The subjects of the kingdom of God are baptised believers meaning that they have died with Christ and been raised with him. We live in God’s kingdom, even right now whilst we’re resident on earth, and that’s why our perspective should be different, not because of anything we’ve done but because of what God has done for us.

Let me go back to my analogy about living in Cambridge. I can tell you that Cambridge is a beautiful city, but you have to be a resident to really appreciate it on a daily basis, and even then you have to make a conscious effort to look up and see the beauty of where you’re living. If you only look down, all you’ll see is dirt.

The same thing is true of being a member of the kingdom of God. As baptised believers, through the work of God you have died with Christ and you have been raised with him. You live in the kingdom of heaven even if you’re currently resident on earth. However, are you looking up or down? If you only look down, all you’ll see is dirt, and that’s actually what St. Paul is saying.

With his list of prohibitions what he’s telling us is that we need to let go of the ways of the lives we used to live. Those ways are not suitable for subjects of heaven. Living like that is ignoring the fact that we are residents of the most beautiful city of heaven; it’s like looking down the whole time and only seeing dirt when we should be learning to look up and see beauty.

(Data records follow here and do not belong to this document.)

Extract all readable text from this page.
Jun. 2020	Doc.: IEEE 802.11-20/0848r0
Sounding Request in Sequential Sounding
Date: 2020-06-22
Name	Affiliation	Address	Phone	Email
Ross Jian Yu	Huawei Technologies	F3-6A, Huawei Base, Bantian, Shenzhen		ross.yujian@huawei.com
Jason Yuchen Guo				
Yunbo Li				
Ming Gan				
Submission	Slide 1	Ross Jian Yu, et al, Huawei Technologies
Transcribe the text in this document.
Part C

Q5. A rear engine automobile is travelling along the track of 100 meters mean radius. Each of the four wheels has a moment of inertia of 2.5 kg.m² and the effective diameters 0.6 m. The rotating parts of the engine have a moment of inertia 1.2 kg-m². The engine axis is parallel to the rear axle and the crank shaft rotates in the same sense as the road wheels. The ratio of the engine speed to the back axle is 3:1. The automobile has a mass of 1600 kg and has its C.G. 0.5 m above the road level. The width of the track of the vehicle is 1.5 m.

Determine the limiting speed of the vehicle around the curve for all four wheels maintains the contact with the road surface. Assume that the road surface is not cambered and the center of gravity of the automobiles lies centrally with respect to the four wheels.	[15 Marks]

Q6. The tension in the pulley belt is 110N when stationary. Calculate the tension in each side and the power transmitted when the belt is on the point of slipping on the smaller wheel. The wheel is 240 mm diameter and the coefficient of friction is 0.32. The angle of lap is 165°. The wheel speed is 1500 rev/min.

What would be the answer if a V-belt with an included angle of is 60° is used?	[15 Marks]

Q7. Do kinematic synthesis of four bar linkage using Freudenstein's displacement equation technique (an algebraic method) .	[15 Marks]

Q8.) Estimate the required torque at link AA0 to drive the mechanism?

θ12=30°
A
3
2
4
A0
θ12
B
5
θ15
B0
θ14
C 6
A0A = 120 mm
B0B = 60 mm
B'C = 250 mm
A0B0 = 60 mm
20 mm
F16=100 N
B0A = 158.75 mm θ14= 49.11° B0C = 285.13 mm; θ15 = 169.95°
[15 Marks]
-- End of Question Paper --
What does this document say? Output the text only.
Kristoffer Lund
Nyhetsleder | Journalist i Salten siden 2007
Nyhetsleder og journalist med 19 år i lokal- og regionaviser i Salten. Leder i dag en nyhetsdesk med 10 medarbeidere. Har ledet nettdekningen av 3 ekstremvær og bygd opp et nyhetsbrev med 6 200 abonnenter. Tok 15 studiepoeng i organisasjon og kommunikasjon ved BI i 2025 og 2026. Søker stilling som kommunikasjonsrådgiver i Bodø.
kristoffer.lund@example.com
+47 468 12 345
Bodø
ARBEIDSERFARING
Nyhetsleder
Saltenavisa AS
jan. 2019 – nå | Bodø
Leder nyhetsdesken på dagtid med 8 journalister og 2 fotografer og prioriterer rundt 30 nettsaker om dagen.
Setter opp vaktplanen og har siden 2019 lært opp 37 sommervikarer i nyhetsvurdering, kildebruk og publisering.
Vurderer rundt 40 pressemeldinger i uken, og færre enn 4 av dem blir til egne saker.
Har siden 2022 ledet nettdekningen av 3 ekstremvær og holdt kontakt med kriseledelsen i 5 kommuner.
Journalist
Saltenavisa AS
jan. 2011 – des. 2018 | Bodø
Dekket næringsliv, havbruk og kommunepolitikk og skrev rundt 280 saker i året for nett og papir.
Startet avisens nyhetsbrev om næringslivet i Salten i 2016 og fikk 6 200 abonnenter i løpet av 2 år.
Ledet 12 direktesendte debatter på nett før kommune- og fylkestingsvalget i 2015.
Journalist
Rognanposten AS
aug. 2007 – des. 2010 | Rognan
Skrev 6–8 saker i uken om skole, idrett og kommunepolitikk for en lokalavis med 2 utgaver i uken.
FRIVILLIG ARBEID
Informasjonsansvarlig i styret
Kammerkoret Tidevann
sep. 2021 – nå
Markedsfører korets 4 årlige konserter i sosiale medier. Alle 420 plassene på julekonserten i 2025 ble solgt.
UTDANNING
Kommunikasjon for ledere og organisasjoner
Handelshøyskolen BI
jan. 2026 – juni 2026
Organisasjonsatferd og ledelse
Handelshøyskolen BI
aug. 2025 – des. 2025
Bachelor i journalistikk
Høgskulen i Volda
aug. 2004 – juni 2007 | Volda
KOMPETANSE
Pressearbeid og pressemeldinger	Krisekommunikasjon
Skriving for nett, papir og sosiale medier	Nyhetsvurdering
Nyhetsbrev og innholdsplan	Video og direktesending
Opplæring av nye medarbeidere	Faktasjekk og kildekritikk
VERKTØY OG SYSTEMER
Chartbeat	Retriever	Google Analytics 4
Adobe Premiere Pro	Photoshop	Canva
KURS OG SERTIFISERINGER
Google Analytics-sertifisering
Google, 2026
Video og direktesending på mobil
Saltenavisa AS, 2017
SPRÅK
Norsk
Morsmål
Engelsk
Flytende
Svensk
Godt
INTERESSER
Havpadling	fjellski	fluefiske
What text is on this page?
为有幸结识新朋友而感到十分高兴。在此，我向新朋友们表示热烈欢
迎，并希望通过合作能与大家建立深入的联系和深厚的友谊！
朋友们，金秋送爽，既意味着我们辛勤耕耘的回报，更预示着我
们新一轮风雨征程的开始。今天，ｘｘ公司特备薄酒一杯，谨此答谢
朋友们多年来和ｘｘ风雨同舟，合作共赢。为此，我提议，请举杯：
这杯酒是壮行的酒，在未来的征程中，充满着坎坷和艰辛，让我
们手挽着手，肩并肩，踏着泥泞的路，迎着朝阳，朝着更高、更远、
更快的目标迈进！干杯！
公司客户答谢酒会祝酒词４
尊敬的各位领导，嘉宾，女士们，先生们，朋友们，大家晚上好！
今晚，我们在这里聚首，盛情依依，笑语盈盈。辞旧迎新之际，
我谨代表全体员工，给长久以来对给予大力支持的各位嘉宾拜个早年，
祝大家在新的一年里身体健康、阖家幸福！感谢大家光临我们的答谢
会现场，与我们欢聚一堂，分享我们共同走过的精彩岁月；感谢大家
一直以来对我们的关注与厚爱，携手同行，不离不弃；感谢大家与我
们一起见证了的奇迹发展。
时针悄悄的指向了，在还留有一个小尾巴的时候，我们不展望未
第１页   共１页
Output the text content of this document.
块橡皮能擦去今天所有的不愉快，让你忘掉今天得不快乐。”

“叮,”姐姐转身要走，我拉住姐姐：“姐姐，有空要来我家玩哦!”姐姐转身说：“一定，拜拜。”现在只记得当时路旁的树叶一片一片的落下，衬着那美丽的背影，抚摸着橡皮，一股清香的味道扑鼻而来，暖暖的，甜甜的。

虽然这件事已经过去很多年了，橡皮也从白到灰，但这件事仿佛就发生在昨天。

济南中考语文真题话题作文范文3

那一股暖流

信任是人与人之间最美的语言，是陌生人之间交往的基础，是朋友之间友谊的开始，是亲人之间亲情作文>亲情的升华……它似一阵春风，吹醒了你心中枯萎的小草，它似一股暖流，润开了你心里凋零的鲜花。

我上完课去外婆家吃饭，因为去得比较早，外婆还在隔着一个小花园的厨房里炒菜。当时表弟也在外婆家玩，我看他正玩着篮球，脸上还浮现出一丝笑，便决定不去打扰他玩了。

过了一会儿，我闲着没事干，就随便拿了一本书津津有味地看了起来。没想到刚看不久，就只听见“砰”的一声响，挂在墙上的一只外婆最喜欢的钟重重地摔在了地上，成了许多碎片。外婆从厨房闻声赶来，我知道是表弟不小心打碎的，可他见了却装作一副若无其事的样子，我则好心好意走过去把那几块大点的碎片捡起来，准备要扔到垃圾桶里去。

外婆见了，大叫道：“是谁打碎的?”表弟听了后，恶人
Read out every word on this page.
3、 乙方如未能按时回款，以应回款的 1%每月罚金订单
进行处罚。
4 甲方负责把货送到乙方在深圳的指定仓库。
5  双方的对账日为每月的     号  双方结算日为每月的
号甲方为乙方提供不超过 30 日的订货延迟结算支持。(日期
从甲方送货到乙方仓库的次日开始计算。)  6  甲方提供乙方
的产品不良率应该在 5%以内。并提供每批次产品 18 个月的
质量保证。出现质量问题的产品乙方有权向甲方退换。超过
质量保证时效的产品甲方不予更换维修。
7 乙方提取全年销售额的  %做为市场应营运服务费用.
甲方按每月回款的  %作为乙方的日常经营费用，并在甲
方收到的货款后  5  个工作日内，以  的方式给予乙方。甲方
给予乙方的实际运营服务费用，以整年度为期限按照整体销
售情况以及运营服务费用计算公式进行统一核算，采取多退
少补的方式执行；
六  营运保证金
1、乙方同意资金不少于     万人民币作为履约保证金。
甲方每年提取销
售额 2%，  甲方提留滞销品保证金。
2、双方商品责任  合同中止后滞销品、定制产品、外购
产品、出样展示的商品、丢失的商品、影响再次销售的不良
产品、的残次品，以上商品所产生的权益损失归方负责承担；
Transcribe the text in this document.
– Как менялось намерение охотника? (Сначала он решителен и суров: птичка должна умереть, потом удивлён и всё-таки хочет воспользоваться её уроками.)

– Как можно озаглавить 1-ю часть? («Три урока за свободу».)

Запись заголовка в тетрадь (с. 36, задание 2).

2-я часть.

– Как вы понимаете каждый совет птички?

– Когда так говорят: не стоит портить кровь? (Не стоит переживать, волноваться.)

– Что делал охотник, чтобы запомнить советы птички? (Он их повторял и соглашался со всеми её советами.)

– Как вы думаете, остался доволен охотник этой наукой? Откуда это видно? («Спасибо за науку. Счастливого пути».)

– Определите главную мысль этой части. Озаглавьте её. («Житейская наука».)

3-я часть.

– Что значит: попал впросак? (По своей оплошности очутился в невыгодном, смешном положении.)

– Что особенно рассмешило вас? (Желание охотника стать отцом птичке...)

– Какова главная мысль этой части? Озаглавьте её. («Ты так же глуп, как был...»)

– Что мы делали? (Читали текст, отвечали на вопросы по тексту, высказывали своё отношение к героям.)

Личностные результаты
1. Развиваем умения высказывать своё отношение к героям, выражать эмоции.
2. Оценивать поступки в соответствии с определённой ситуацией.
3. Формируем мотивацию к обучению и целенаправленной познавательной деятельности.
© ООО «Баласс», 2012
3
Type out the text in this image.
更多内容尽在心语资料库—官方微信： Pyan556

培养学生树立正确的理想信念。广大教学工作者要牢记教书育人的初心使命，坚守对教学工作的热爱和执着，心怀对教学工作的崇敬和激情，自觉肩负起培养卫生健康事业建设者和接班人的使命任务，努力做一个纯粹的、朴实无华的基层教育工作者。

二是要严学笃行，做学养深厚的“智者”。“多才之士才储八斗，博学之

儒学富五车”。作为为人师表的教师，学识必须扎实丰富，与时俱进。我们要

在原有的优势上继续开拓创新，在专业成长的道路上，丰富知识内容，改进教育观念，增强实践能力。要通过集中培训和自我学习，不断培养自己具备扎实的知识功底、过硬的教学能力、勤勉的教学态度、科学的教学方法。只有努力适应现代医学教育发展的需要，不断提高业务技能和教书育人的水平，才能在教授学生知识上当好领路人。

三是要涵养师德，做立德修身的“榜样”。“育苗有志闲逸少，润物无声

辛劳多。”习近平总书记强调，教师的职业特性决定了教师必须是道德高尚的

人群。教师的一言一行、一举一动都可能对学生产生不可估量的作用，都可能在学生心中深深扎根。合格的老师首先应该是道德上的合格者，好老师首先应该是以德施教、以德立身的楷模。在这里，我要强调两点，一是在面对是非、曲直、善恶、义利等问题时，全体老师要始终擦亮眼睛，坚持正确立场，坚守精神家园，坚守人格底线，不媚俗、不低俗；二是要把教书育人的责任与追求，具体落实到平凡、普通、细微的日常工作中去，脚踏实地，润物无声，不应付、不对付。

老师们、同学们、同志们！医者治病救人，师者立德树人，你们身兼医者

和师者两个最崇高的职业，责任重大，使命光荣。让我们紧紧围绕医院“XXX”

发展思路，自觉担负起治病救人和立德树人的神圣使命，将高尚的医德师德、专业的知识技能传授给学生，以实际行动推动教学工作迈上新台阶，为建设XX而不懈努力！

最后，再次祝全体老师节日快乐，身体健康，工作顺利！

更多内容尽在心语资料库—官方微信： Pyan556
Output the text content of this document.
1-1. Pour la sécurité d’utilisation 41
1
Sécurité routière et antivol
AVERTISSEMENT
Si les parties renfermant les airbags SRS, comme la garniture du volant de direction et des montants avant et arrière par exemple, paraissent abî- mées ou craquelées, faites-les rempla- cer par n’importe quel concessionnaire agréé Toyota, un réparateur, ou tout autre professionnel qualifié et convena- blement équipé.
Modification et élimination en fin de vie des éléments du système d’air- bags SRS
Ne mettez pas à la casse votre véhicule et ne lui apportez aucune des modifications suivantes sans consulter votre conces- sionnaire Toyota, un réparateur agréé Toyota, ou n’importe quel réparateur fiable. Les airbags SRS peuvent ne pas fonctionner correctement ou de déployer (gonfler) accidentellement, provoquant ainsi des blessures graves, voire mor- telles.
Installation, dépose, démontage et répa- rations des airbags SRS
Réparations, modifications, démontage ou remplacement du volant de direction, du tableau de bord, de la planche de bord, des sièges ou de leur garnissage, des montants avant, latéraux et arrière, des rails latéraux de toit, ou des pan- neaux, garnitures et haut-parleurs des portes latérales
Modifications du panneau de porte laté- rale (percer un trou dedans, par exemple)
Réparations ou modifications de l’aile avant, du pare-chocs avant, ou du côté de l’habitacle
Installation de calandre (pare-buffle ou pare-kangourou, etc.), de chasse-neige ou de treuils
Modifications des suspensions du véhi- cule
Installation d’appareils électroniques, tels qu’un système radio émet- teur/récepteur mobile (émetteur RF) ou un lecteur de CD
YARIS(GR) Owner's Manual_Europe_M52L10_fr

Being a Christian should change our perspective, but the change of perspective begins with having become Christians, not the other way around. We have to be careful not to put the cart before the horse. Trying to be a good person; trying to see good in everyone, should flow out from being born again in Christ. We cannot make ourselves good simply by trying to see the best in everyone, we must first be born again.

And that finally brings us back to the parable Jesus taught. What we see there is someone with an earthly perspective. This is a man who thinks only of himself. He’s looking down, not up. If he were looking up, not only would he see the beauty of heaven, and realise that all the earthly goods that he can stack into his new barns are like worthless dirty rags compared to the beauty of heaven...

...but his heavenly perspective would also cause him to see the physical needs of those around him and he would be moved to use his abundant resources to help them.

So the challenge to us is to ask, are we aware that we are citizens of the kingdom of heaven, by virtue of having died with Christ and been born again, as revealed through our baptism? And has that changed our perspective? Remember, if you only look down, all you’ll see is dirt. Amen.